La transmission d’une information est un acte fondamentalement complexe et les avocats en sont les premiers témoins, eux qui, au quotidien, engagent leur responsabilité professionnelle au titre des conseils qu’ils peuvent prodiguer.
Car comment s’assurer que l’information donnée est bien celle qui est reçue par le client ? :
- en procédant d’une part à une analyse préalable et objective de la situation soumise. Ces données pourront effectivement être soumises au moteur de recherche mais comment peut-on être sûr que les paramètres qui seront intégrés par le justiciable correspondent à l’exacte vérité de sa situation ?
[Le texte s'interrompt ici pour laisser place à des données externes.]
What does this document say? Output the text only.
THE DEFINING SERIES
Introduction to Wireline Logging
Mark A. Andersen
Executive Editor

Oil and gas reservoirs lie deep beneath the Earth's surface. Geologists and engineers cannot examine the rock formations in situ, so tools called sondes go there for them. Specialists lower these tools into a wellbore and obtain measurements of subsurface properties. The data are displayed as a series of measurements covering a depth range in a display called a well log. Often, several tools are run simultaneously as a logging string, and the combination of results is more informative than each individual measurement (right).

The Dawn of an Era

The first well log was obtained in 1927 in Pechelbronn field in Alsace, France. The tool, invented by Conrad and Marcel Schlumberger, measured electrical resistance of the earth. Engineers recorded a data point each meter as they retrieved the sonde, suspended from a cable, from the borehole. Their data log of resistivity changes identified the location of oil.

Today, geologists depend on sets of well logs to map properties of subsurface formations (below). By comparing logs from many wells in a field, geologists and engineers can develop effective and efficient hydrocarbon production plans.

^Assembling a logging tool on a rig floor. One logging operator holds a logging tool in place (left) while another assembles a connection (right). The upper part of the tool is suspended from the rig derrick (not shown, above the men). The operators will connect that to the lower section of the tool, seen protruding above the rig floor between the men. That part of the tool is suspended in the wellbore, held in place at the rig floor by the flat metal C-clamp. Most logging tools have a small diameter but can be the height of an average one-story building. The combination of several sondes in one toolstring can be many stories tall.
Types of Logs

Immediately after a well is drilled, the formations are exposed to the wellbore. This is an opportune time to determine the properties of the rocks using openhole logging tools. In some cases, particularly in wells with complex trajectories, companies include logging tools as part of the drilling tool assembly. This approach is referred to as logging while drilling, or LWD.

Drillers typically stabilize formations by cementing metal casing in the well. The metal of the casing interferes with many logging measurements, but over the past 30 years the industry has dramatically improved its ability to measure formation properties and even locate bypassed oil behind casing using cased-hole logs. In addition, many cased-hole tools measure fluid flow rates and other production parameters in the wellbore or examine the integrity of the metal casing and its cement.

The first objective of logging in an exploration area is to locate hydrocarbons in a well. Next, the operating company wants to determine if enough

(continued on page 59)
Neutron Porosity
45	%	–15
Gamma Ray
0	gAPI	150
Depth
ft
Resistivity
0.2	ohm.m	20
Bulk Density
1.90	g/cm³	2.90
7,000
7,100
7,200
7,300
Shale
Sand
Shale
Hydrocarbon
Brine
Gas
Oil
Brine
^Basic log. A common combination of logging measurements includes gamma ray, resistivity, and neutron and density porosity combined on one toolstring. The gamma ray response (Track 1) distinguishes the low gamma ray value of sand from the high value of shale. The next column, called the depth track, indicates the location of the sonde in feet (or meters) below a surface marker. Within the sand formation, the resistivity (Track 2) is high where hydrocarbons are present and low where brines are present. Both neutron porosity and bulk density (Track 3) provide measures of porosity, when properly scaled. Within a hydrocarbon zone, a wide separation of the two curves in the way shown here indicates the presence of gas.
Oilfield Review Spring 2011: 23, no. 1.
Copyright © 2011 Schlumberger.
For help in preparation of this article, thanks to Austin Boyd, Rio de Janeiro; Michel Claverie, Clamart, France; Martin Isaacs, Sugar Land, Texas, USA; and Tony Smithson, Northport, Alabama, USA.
- en maintenant une analyse fine et in concreto de chaque situation pour éviter les amalgames
- en étant à l’écoute de ses émotions…
Derrière les mots, se cachent souvent des maux. L’intelligence artificielle sera-t-elle vraiment capable de le décrypter ?
Concevoir l’intelligence artificielle comme un moyen d’atteindre la paix sociale au motif que la justice serait plus prévisible est un leurre.
Bien plus, elle pose effectivement la question de la menace pour la démocratie dont la justice est l’un des piliers.
Ne vaut-il pas mieux appréhender l’intelligence artificielle comme un outil, une ressource à partir de laquelle l’intelligence humaine va pouvoir déployer ses trésors d’audace au risque d’être imprévisible ?
A l’heure d’une remise en cause de nos systèmes politiques, de la montée des populismes, le danger est grand d’une utilisation aveugle d’outils dont la seule finalité serait d’éliminer toute forme d’intervention humaine au nom d’un fantasmatique progrès social.